Burlap nodded, smiling his agreement. Yes, she’s on the side of the angels, he was thinking; she needs encouraging. One has a responsibility. The daemon winked. There was something in his smile, Mrs. Betterton reflected, that reminded one of a Leonardo or a Sodoma—something mysterious, subtle, inward.
“Though, mind you,” he said regurgitating his article slowly, phrase by phrase, “the subject doesn’t make the work of art. Whittier and Longfellow were fairly stuffed with Great Thoughts. But what they wrote was very small poetry.”
“How true!”
“The only generalization one can risk is that the greatest works of art have had great subjects; and that works with small subjects, however accomplished, are never so good as …”
“There’s Walter,” said Mrs. Betterton, interrupting him. “Wandering like an unlaid ghost. Walter!”
At the sound of his name, Walter turned. The Betterton—good Lord! And Burlap! He assumed a smile. But Mrs. B. and his colleague on the Literary World were among the last people he wanted at this moment to see.
“We were just discussing greatness in art,” Mrs. Betterton explained. “Mr. Burlap was saying such profound things.”
She began to reproduce the profundities for Walter’s benefit.
He meanwhile was wondering why Burlap’s manner toward him had been so cold, so distant, shut, even hostile. That was the trouble with Burlap. You never knew where you stood with him. Either he loved you, or he hated. Life with him was a series of scenes—scenes of hostility or, even more trying in Walter’s estimation, scenes of affection. One way or the other, the emotion was always flowing. There were hardly any intervals of comfortably slack water. The tide was always running. Why was it running now toward hostility?
Mrs. Betterton went on with her exposition of the profundities. To Walter they sounded curiously like certain paragraphs in that article of Burlap’s, the proof of which he had only that morning been correcting for the printers. Reproduced—explosion after enthusiastic explosion—from Burlap’s spoken reproduction, the article did sound rather ridiculous.

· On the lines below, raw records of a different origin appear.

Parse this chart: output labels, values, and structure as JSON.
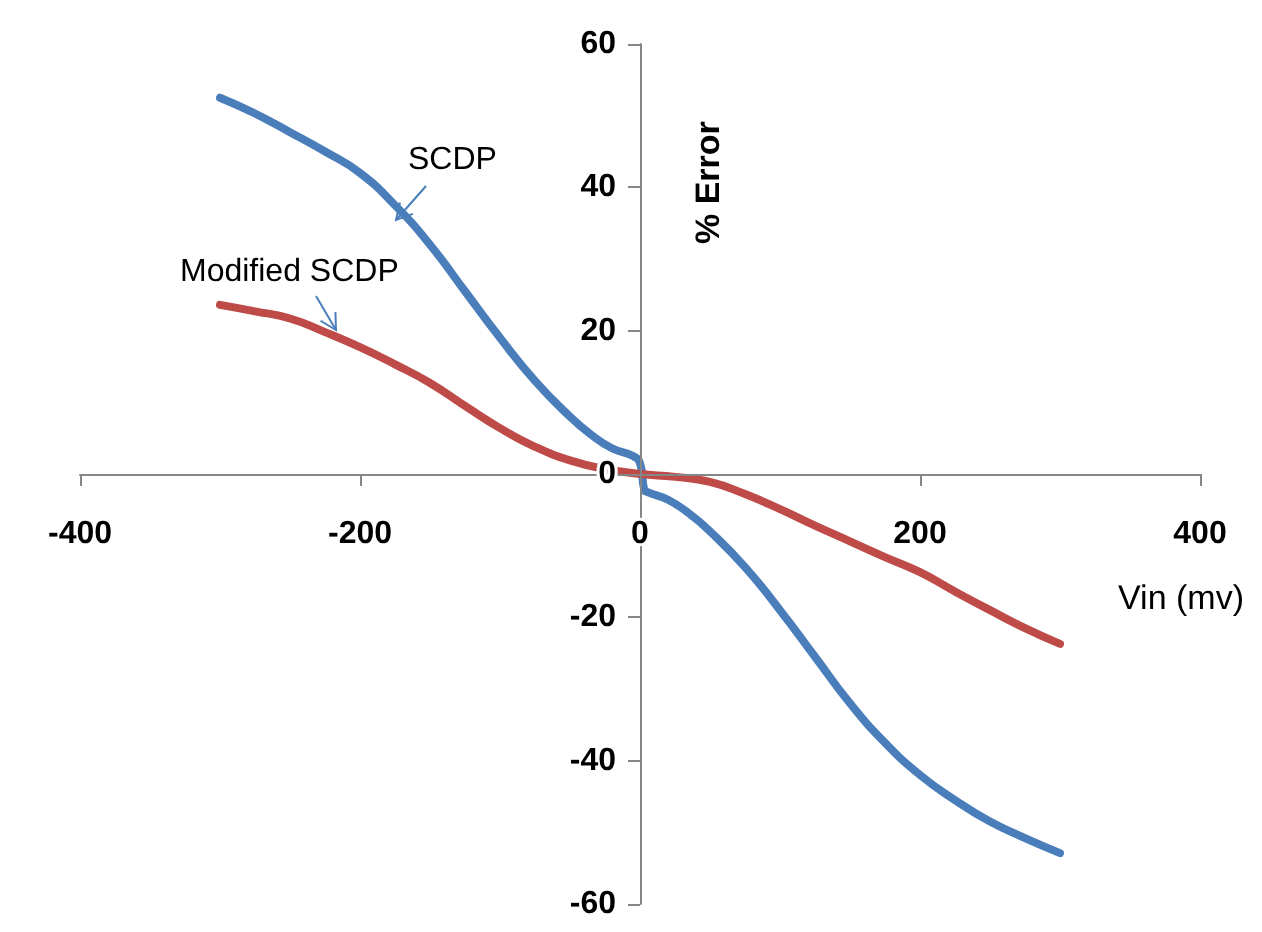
{
  "chart_data": {
    "type": "line",
    "xlabel": "Vin (mv)",
    "ylabel": "% Error",
    "xlim": [
      -400,
      400
    ],
    "xticks": [
      -400,
      -200,
      0,
      200,
      400
    ],
    "ylim": [
      -60,
      60
    ],
    "yticks": [
      -60,
      -40,
      -20,
      0,
      20,
      40,
      60
    ],
    "marker": "none",
    "line_style": "solid",
    "series": [
      {
        "color": "#4a7ebb",
        "x": [
          -300,
          -275,
          -250,
          -225,
          -200,
          -175,
          -150,
          -125,
          -100,
          -75,
          -50,
          -35,
          -20,
          -5,
          0,
          3,
          5,
          20,
          35,
          50,
          75,
          100,
          125,
          150,
          175,
          200,
          225,
          250,
          275,
          300
        ],
        "values": [
          52.5,
          50.3,
          47.7,
          45,
          42,
          37.5,
          32,
          25.5,
          19,
          13,
          8,
          5.5,
          3.6,
          2.5,
          1.5,
          -2.2,
          -2.5,
          -3.6,
          -5.5,
          -8,
          -13,
          -19,
          -25.5,
          -32,
          -37.5,
          -42,
          -45.5,
          -48.5,
          -50.8,
          -52.9
        ]
      },
      {
        "color": "#be4b48",
        "x": [
          -300,
          -275,
          -250,
          -225,
          -200,
          -175,
          -150,
          -125,
          -100,
          -75,
          -50,
          -25,
          0,
          25,
          50,
          75,
          100,
          125,
          150,
          175,
          200,
          225,
          250,
          275,
          300
        ],
        "values": [
          23.6,
          22.7,
          21.7,
          19.8,
          17.7,
          15.3,
          12.7,
          9.5,
          6.4,
          3.8,
          1.9,
          0.7,
          0,
          -0.4,
          -1.1,
          -2.8,
          -4.9,
          -7.2,
          -9.4,
          -11.6,
          -13.7,
          -16.4,
          -19,
          -21.5,
          -23.7
        ]
      }
    ],
    "annotations": [
      "SCDP",
      "Modified SCDP"
    ]
  }
}
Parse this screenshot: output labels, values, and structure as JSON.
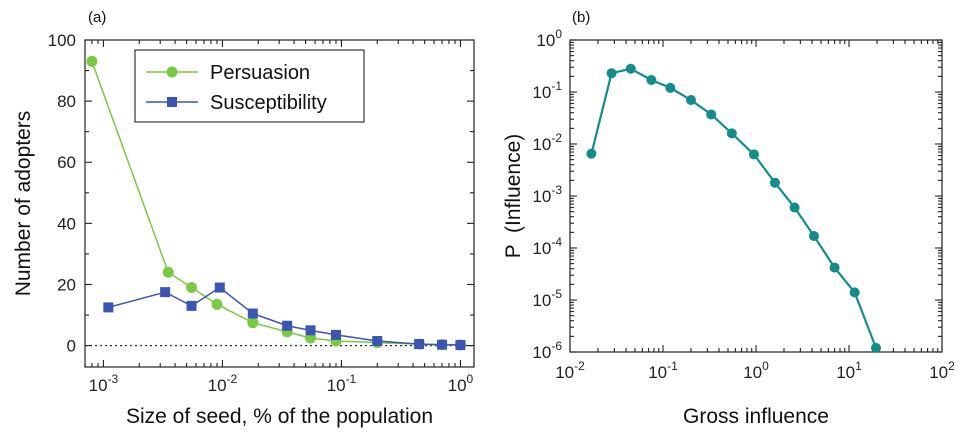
{
  "chart_data": [
    {
      "panel": "(a)",
      "type": "line",
      "xlabel": "Size of seed, % of the population",
      "ylabel": "Number of adopters",
      "x_scale": "log",
      "xlim": [
        0.0007,
        1.3
      ],
      "ylim": [
        -7,
        100
      ],
      "x_ticks": [
        {
          "value": 0.001,
          "base": "10",
          "exp": "-3"
        },
        {
          "value": 0.01,
          "base": "10",
          "exp": "-2"
        },
        {
          "value": 0.1,
          "base": "10",
          "exp": "-1"
        },
        {
          "value": 1,
          "base": "10",
          "exp": "0"
        }
      ],
      "y_ticks": [
        {
          "value": 0,
          "label": "0"
        },
        {
          "value": 20,
          "label": "20"
        },
        {
          "value": 40,
          "label": "40"
        },
        {
          "value": 60,
          "label": "60"
        },
        {
          "value": 80,
          "label": "80"
        },
        {
          "value": 100,
          "label": "100"
        }
      ],
      "reference_line": {
        "y": 0,
        "style": "dotted"
      },
      "legend": "top-right",
      "series": [
        {
          "name": "Persuasion",
          "color": "#7ac943",
          "marker": "circle",
          "x": [
            0.0008,
            0.0035,
            0.0055,
            0.009,
            0.018,
            0.035,
            0.055,
            0.09,
            0.2,
            0.45,
            0.7,
            1.0
          ],
          "y": [
            93,
            24,
            19,
            13.5,
            7.5,
            4.5,
            2.5,
            1.5,
            1.0,
            0.5,
            0.3,
            0.2
          ]
        },
        {
          "name": "Susceptibility",
          "color": "#3a55b4",
          "marker": "square",
          "x": [
            0.0011,
            0.0033,
            0.0055,
            0.0095,
            0.018,
            0.035,
            0.055,
            0.09,
            0.2,
            0.45,
            0.7,
            1.0
          ],
          "y": [
            12.5,
            17.5,
            13,
            19,
            10.5,
            6.5,
            5,
            3.5,
            1.5,
            0.5,
            0.3,
            0.2
          ]
        }
      ]
    },
    {
      "panel": "(b)",
      "type": "line",
      "xlabel": "Gross influence",
      "ylabel": "P  (Influence)",
      "x_scale": "log",
      "y_scale": "log",
      "xlim": [
        0.01,
        100
      ],
      "ylim": [
        1e-06,
        1
      ],
      "x_ticks": [
        {
          "value": 0.01,
          "base": "10",
          "exp": "-2"
        },
        {
          "value": 0.1,
          "base": "10",
          "exp": "-1"
        },
        {
          "value": 1,
          "base": "10",
          "exp": "0"
        },
        {
          "value": 10,
          "base": "10",
          "exp": "1"
        },
        {
          "value": 100,
          "base": "10",
          "exp": "2"
        }
      ],
      "y_ticks": [
        {
          "value": 1e-06,
          "base": "10",
          "exp": "-6"
        },
        {
          "value": 1e-05,
          "base": "10",
          "exp": "-5"
        },
        {
          "value": 0.0001,
          "base": "10",
          "exp": "-4"
        },
        {
          "value": 0.001,
          "base": "10",
          "exp": "-3"
        },
        {
          "value": 0.01,
          "base": "10",
          "exp": "-2"
        },
        {
          "value": 0.1,
          "base": "10",
          "exp": "-1"
        },
        {
          "value": 1,
          "base": "10",
          "exp": "0"
        }
      ],
      "series": [
        {
          "color": "#138c8c",
          "marker": "circle",
          "x": [
            0.017,
            0.028,
            0.045,
            0.075,
            0.12,
            0.2,
            0.33,
            0.55,
            0.95,
            1.6,
            2.6,
            4.2,
            7.0,
            11.5,
            19.5
          ],
          "y": [
            0.0065,
            0.23,
            0.28,
            0.17,
            0.12,
            0.07,
            0.037,
            0.016,
            0.0063,
            0.0018,
            0.0006,
            0.00017,
            4.2e-05,
            1.4e-05,
            1.2e-06
          ]
        }
      ]
    }
  ]
}
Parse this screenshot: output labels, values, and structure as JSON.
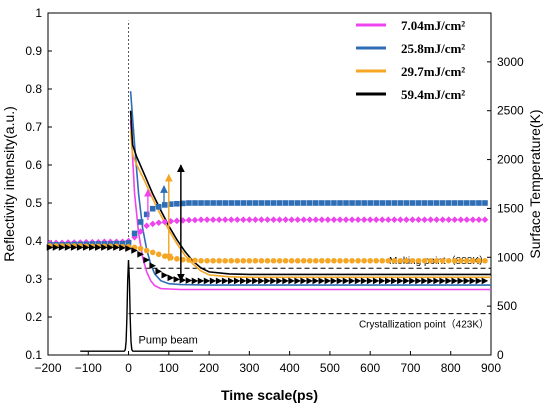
{
  "chart_data": {
    "type": "line",
    "xlabel": "Time scale(ps)",
    "ylabel": "Reflectivity intensity(a.u.)",
    "y2label": "Surface Temperature(K)",
    "xlim": [
      -200,
      900
    ],
    "ylim": [
      0.1,
      1.0
    ],
    "y2lim": [
      0,
      3500
    ],
    "xticks": [
      "−200",
      "−100",
      "0",
      "100",
      "200",
      "300",
      "400",
      "500",
      "600",
      "700",
      "800",
      "900"
    ],
    "xtick_values": [
      -200,
      -100,
      0,
      100,
      200,
      300,
      400,
      500,
      600,
      700,
      800,
      900
    ],
    "yticks": [
      "0.1",
      "0.2",
      "0.3",
      "0.4",
      "0.5",
      "0.6",
      "0.7",
      "0.8",
      "0.9",
      "1"
    ],
    "ytick_values": [
      0.1,
      0.2,
      0.3,
      0.4,
      0.5,
      0.6,
      0.7,
      0.8,
      0.9,
      1.0
    ],
    "y2ticks": [
      "0",
      "500",
      "1000",
      "1500",
      "2000",
      "2500",
      "3000"
    ],
    "y2tick_values": [
      0,
      500,
      1000,
      1500,
      2000,
      2500,
      3000
    ],
    "grid": false,
    "legend_position": "top-right",
    "legend_order": [
      "7.04mJ/cm²",
      "25.8mJ/cm²",
      "29.7mJ/cm²",
      "59.4mJ/cm²"
    ],
    "series": [
      {
        "name": "7.04mJ/cm²",
        "color": "#ee44ee",
        "reflectivity_x": [
          -195,
          -180,
          -165,
          -150,
          -135,
          -120,
          -105,
          -90,
          -75,
          -60,
          -45,
          -30,
          -15,
          0,
          15,
          30,
          45,
          60,
          75,
          90,
          105,
          120,
          135,
          150,
          165,
          180,
          195,
          210,
          225,
          240,
          255,
          270,
          285,
          300,
          315,
          330,
          345,
          360,
          375,
          390,
          405,
          420,
          435,
          450,
          465,
          480,
          495,
          510,
          525,
          540,
          555,
          570,
          585,
          600,
          615,
          630,
          645,
          660,
          675,
          690,
          705,
          720,
          735,
          750,
          765,
          780,
          795,
          810,
          825,
          840,
          855,
          870,
          885
        ],
        "reflectivity_y": [
          0.395,
          0.395,
          0.395,
          0.396,
          0.396,
          0.396,
          0.397,
          0.397,
          0.397,
          0.398,
          0.398,
          0.398,
          0.398,
          0.4,
          0.41,
          0.425,
          0.44,
          0.445,
          0.448,
          0.45,
          0.452,
          0.453,
          0.454,
          0.455,
          0.455,
          0.456,
          0.456,
          0.456,
          0.456,
          0.456,
          0.456,
          0.456,
          0.456,
          0.456,
          0.456,
          0.456,
          0.456,
          0.456,
          0.456,
          0.456,
          0.456,
          0.456,
          0.456,
          0.456,
          0.456,
          0.456,
          0.456,
          0.456,
          0.456,
          0.456,
          0.456,
          0.456,
          0.456,
          0.456,
          0.456,
          0.456,
          0.456,
          0.456,
          0.456,
          0.456,
          0.456,
          0.456,
          0.456,
          0.456,
          0.456,
          0.456,
          0.456,
          0.456,
          0.456,
          0.456,
          0.456,
          0.456,
          0.456
        ],
        "temperature_x": [
          5,
          15,
          25,
          35,
          45,
          55,
          65,
          80,
          100,
          130,
          200,
          300,
          400,
          500,
          600,
          700,
          800,
          900
        ],
        "temperature_y": [
          2400,
          1650,
          1250,
          1000,
          850,
          760,
          710,
          680,
          675,
          670,
          670,
          670,
          670,
          670,
          670,
          670,
          670,
          670
        ]
      },
      {
        "name": "25.8mJ/cm²",
        "color": "#2f6db5",
        "reflectivity_x": [
          -195,
          -180,
          -165,
          -150,
          -135,
          -120,
          -105,
          -90,
          -75,
          -60,
          -45,
          -30,
          -15,
          0,
          15,
          30,
          45,
          60,
          75,
          90,
          105,
          120,
          135,
          150,
          165,
          180,
          195,
          210,
          225,
          240,
          255,
          270,
          285,
          300,
          315,
          330,
          345,
          360,
          375,
          390,
          405,
          420,
          435,
          450,
          465,
          480,
          495,
          510,
          525,
          540,
          555,
          570,
          585,
          600,
          615,
          630,
          645,
          660,
          675,
          690,
          705,
          720,
          735,
          750,
          765,
          780,
          795,
          810,
          825,
          840,
          855,
          870,
          885
        ],
        "reflectivity_y": [
          0.39,
          0.39,
          0.39,
          0.39,
          0.391,
          0.391,
          0.391,
          0.392,
          0.392,
          0.392,
          0.392,
          0.393,
          0.393,
          0.395,
          0.42,
          0.45,
          0.47,
          0.485,
          0.49,
          0.495,
          0.497,
          0.498,
          0.499,
          0.5,
          0.5,
          0.5,
          0.5,
          0.5,
          0.5,
          0.5,
          0.5,
          0.5,
          0.5,
          0.5,
          0.5,
          0.5,
          0.5,
          0.5,
          0.5,
          0.5,
          0.5,
          0.5,
          0.5,
          0.5,
          0.5,
          0.5,
          0.5,
          0.5,
          0.5,
          0.5,
          0.5,
          0.5,
          0.5,
          0.5,
          0.5,
          0.5,
          0.5,
          0.5,
          0.5,
          0.5,
          0.5,
          0.5,
          0.5,
          0.5,
          0.5,
          0.5,
          0.5,
          0.5,
          0.5,
          0.5,
          0.5,
          0.5,
          0.5
        ],
        "temperature_x": [
          5,
          15,
          25,
          35,
          45,
          55,
          65,
          80,
          100,
          130,
          200,
          300,
          400,
          500,
          600,
          700,
          800,
          900
        ],
        "temperature_y": [
          2700,
          2150,
          1650,
          1300,
          1080,
          930,
          830,
          760,
          730,
          720,
          715,
          715,
          715,
          715,
          715,
          715,
          715,
          715
        ]
      },
      {
        "name": "29.7mJ/cm²",
        "color": "#f5a623",
        "reflectivity_x": [
          -195,
          -180,
          -165,
          -150,
          -135,
          -120,
          -105,
          -90,
          -75,
          -60,
          -45,
          -30,
          -15,
          0,
          15,
          30,
          45,
          60,
          75,
          90,
          105,
          120,
          135,
          150,
          165,
          180,
          195,
          210,
          225,
          240,
          255,
          270,
          285,
          300,
          315,
          330,
          345,
          360,
          375,
          390,
          405,
          420,
          435,
          450,
          465,
          480,
          495,
          510,
          525,
          540,
          555,
          570,
          585,
          600,
          615,
          630,
          645,
          660,
          675,
          690,
          705,
          720,
          735,
          750,
          765,
          780,
          795,
          810,
          825,
          840,
          855,
          870,
          885
        ],
        "reflectivity_y": [
          0.387,
          0.387,
          0.387,
          0.387,
          0.387,
          0.387,
          0.386,
          0.386,
          0.386,
          0.386,
          0.386,
          0.386,
          0.385,
          0.385,
          0.383,
          0.38,
          0.375,
          0.37,
          0.365,
          0.36,
          0.356,
          0.353,
          0.351,
          0.35,
          0.349,
          0.348,
          0.348,
          0.348,
          0.348,
          0.348,
          0.348,
          0.348,
          0.348,
          0.348,
          0.348,
          0.348,
          0.348,
          0.348,
          0.348,
          0.348,
          0.348,
          0.348,
          0.348,
          0.348,
          0.348,
          0.348,
          0.348,
          0.348,
          0.348,
          0.348,
          0.348,
          0.348,
          0.348,
          0.348,
          0.348,
          0.348,
          0.348,
          0.348,
          0.348,
          0.348,
          0.348,
          0.348,
          0.348,
          0.348,
          0.348,
          0.348,
          0.348,
          0.348,
          0.348,
          0.348,
          0.348,
          0.348,
          0.348
        ],
        "temperature_x": [
          5,
          10,
          20,
          40,
          60,
          80,
          100,
          120,
          140,
          160,
          180,
          200,
          250,
          300,
          400,
          500,
          600,
          700,
          800,
          900
        ],
        "temperature_y": [
          2300,
          2050,
          1950,
          1780,
          1600,
          1430,
          1280,
          1140,
          1020,
          930,
          860,
          820,
          800,
          795,
          795,
          795,
          795,
          795,
          795,
          795
        ]
      },
      {
        "name": "59.4mJ/cm²",
        "color": "#000000",
        "reflectivity_x": [
          -195,
          -180,
          -165,
          -150,
          -135,
          -120,
          -105,
          -90,
          -75,
          -60,
          -45,
          -30,
          -15,
          0,
          15,
          30,
          45,
          60,
          75,
          90,
          105,
          120,
          135,
          150,
          165,
          180,
          195,
          210,
          225,
          240,
          255,
          270,
          285,
          300,
          315,
          330,
          345,
          360,
          375,
          390,
          405,
          420,
          435,
          450,
          465,
          480,
          495,
          510,
          525,
          540,
          555,
          570,
          585,
          600,
          615,
          630,
          645,
          660,
          675,
          690,
          705,
          720,
          735,
          750,
          765,
          780,
          795,
          810,
          825,
          840,
          855,
          870,
          885
        ],
        "reflectivity_y": [
          0.383,
          0.383,
          0.383,
          0.383,
          0.383,
          0.383,
          0.383,
          0.383,
          0.383,
          0.383,
          0.383,
          0.383,
          0.382,
          0.38,
          0.375,
          0.365,
          0.35,
          0.335,
          0.32,
          0.31,
          0.303,
          0.299,
          0.297,
          0.296,
          0.295,
          0.295,
          0.295,
          0.295,
          0.295,
          0.295,
          0.295,
          0.295,
          0.295,
          0.295,
          0.295,
          0.295,
          0.295,
          0.295,
          0.295,
          0.295,
          0.295,
          0.295,
          0.295,
          0.295,
          0.295,
          0.295,
          0.295,
          0.295,
          0.295,
          0.295,
          0.295,
          0.295,
          0.295,
          0.295,
          0.295,
          0.295,
          0.295,
          0.295,
          0.295,
          0.295,
          0.295,
          0.295,
          0.295,
          0.295,
          0.295,
          0.295,
          0.295,
          0.295,
          0.295,
          0.295,
          0.295,
          0.295,
          0.295
        ],
        "temperature_x": [
          5,
          10,
          20,
          40,
          60,
          80,
          100,
          120,
          140,
          160,
          180,
          200,
          250,
          300,
          400,
          500,
          600,
          700,
          800,
          900
        ],
        "temperature_y": [
          2500,
          2150,
          2030,
          1840,
          1650,
          1480,
          1320,
          1180,
          1060,
          960,
          890,
          850,
          830,
          825,
          825,
          825,
          825,
          825,
          825,
          825
        ]
      }
    ],
    "reference_lines": [
      {
        "label": "Melting point（888K）",
        "temperature": 888
      },
      {
        "label": "Crystallization point（423K）",
        "temperature": 423
      }
    ],
    "pump_beam": {
      "label": "Pump beam",
      "center": 0,
      "peak": 0.35,
      "baseline": 0.11
    },
    "pump_marker": {
      "x": 0,
      "y_from": 0.4,
      "y_to": 0.98
    },
    "arrows": [
      {
        "color": "#ee44ee",
        "x": 48,
        "y_from": 0.455,
        "y_to": 0.535
      },
      {
        "color": "#2f6db5",
        "x": 88,
        "y_from": 0.5,
        "y_to": 0.545
      },
      {
        "color": "#f5a623",
        "x": 100,
        "y_from": 0.348,
        "y_to": 0.575
      },
      {
        "color": "#f5a623",
        "x": 100,
        "y_from": 0.575,
        "y_to": 0.348
      },
      {
        "color": "#000000",
        "x": 130,
        "y_from": 0.295,
        "y_to": 0.6
      },
      {
        "color": "#000000",
        "x": 130,
        "y_from": 0.6,
        "y_to": 0.295
      }
    ]
  }
}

A light dawned. Could that be the reason? He looked at Burlap. His face was stony.
“I’m afraid I must go,” said Burlap abruptly, when Mrs. Betterton paused.
“But no,” she protested. “But why?”
He made an effort and smiled his Sodoma smile. “The world is too much with us,” he quoted mysteriously. He liked saying mysterious things, dropping them surprisingly into the middle of the conversation.
“But you’re not enough with us,” flattered Mrs. Betterton.
“It’s the crowd,” he explained. “After a time, I get into a panic. I feel they’re crushing my soul to death. I should begin to scream if I stayed.”